O revide israelense está dentro dos cânones da lei internacional. Israel tem usado força proporcional à ameaça militar existente, visando, unicamente, acabar com a fonte da agressão. Infelizmente, isso gera a morte de inocentes que são usados como escudos humanos pelo Hamas.
Como o bombardeio aéreo não foi suficiente para neutralizar o lançamento de foguetes, fez-se necessário a operação terrestre sob o ponto de vista israelense. E, lamentavelmente, mais civis morrerão.
Quanto ao Egito, seu temor não é de pouca monta. Mubarak nega-se a abrir a passagem de Rafah para o Hamas enquanto a Autoridade Nacional Palestina não voltar a dominar Gaza.
O atual presidente egípcio já tem, internamente, problemas demais com o radicalismo islâmico. Foi um grupo fundamentalista que assassinou o presidente Sadat. O hoje braço direito de Bin Laden, Ayman al Zawahiri, participou do complô que matou o presidente egípcio que fez a paz com Israel e ganhou a península do Sinai em troca.
A irritação com Mubarak chegou ao ponto de o líder do Hizbollah, Hassan Nasrallah, ter pedido que a população egípcia derrubasse o presidente egípcio pela ajuda que estaria dando a Israel na luta contra o Hamas.
O Hizbollah e o Hamas são novos atores políticos não estatais no conflito e disputam proeminência com tradicionais Estados árabes.
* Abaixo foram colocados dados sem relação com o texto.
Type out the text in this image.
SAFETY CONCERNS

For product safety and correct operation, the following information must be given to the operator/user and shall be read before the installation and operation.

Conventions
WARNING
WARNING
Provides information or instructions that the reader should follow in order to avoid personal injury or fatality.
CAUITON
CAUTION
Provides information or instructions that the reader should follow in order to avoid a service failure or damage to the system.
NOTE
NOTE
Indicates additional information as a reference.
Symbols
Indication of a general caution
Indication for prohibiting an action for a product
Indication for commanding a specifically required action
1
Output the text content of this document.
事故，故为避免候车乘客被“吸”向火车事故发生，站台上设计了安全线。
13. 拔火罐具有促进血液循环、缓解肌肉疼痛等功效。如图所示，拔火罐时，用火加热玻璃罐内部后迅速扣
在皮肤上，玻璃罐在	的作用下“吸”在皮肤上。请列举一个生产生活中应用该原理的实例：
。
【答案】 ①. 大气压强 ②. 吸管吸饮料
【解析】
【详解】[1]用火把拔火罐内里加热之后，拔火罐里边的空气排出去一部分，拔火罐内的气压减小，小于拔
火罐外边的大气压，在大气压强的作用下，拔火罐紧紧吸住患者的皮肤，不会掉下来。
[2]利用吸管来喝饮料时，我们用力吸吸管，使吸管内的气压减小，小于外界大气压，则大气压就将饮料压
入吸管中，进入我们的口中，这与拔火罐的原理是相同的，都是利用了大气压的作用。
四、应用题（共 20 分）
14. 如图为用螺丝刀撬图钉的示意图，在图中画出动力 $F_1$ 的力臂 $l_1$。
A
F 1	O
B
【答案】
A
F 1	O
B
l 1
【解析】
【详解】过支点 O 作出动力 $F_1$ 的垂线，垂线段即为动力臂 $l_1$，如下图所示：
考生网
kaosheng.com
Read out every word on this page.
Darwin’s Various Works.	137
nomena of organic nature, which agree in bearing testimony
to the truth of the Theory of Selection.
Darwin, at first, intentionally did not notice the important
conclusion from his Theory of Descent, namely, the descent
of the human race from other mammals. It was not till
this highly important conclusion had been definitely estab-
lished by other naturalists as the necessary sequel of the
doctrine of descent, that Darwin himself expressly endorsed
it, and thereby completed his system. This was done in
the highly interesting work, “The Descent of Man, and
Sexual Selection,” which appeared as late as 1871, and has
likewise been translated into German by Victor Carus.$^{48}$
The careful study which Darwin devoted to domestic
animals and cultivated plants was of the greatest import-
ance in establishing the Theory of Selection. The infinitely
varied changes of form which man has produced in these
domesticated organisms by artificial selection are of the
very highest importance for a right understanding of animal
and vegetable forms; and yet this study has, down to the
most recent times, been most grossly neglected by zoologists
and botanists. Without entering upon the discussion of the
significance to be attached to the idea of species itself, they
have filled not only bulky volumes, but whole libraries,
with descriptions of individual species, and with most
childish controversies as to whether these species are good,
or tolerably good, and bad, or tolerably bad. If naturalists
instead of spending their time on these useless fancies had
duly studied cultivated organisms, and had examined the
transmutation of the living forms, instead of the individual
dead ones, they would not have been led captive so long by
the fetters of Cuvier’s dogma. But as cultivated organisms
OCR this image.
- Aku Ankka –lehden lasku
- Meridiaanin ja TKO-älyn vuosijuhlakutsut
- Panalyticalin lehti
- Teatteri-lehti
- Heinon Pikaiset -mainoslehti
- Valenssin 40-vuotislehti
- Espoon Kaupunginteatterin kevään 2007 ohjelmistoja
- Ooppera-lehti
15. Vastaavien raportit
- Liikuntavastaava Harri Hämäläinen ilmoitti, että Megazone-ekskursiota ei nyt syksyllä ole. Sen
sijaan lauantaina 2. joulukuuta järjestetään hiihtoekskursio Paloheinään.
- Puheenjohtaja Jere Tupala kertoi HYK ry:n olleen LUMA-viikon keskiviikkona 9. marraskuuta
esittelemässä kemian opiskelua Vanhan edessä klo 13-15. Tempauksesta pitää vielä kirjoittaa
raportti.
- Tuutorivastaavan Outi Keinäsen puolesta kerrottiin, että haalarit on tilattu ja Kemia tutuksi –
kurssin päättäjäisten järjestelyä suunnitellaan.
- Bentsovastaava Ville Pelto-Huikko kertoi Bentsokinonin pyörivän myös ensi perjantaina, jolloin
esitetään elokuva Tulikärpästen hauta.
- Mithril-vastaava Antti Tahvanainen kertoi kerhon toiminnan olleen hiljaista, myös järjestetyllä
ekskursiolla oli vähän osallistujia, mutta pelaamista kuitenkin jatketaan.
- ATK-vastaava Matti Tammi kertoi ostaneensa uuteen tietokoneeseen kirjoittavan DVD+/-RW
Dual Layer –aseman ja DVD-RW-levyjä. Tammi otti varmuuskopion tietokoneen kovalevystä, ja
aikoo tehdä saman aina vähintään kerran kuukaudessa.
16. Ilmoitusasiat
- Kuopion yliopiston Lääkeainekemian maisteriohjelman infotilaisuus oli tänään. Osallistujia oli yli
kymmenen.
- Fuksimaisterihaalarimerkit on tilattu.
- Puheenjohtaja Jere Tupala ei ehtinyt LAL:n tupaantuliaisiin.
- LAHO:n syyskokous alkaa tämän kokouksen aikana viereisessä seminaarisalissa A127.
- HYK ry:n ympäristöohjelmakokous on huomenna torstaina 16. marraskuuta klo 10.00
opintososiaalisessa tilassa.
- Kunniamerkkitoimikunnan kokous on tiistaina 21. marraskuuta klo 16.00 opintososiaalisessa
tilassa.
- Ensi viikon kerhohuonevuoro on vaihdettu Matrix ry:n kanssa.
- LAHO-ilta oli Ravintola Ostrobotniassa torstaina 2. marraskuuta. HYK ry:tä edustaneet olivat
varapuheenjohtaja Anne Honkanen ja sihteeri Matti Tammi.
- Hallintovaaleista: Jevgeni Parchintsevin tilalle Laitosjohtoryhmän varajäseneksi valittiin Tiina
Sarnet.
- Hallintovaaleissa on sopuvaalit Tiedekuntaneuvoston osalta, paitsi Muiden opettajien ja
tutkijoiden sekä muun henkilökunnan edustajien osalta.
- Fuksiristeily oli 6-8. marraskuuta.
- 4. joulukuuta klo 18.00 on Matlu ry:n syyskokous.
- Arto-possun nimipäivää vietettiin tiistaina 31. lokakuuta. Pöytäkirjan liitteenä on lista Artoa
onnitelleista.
Mais um fator de instabilidade na região.
Outra novidade é a fratura exposta da liderança palestina durante a guerra contra Israel.
O Hamas, embora democraticamente eleito pela população de Gaza, instaurou uma ditadura que, inclusive, matou e expulsou palestinos do grupo Fatah. Este é laico e, ao contrário do Hamas, reconhece o direito à existência do Estado de Israel.
O presidente da Autoridade Nacional Palestina, Mahmoud Abbas, quer retomar o controle político sobre Gaza e sobre o processo de paz com Israel. Mas isso só será possível, paradoxalmente, caso Israel enfraqueça o fundamentalismo islâmico palestino.
É Israel, inclusive, que tem contribuído para que o Hamas não tome a Cisjordânia. Por cálculo político. O Fatah é esperança de retomada de negociações de paz, algo impossível com o Hamas. Afinal, Israel retirou-se unilateralmente de Gaza, em 2005, e o número de foguetes lançados pelo Hamas a território israelense cresceu em número e em abrangência.
O fortalecimento do Fatah vis-à-vis o Hamas poderá ser a novidade positiva do presente conflito. A depender do (in)sucesso militar de Israel.
O Hamas subestimou a reação israelense. Com um primeiro-ministro enfraquecido e às vésperas de eleição parlamentar, o Hamas achou que poderia conseguir uma vitória política como a que o Hizbollah conquistou, recentemente, contra Israel na Guerra do Líbano.
Só que Israel aprendeu com seus erros. Militarmente, a operação está sendo bem conduzida. E os políticos, até o momento, estão unidos em torno do interesse estratégico do país. A saber, reembaralhar as cartas de tal modo que o Hamas não possa voltar a se armar como antes.


JORGE ZAVERUCHA, 53, doutor em ciência política pela Universidade de Chicago (EUA), é coordenador do Núcleo de Estudos de Instituições Coercitivas da UFPE (Universidade Federal de Pernambuco). É autor de "FHC, Forças Armadas e Polícia: entre o Autoritarismo e a Democracia", entre outras obras.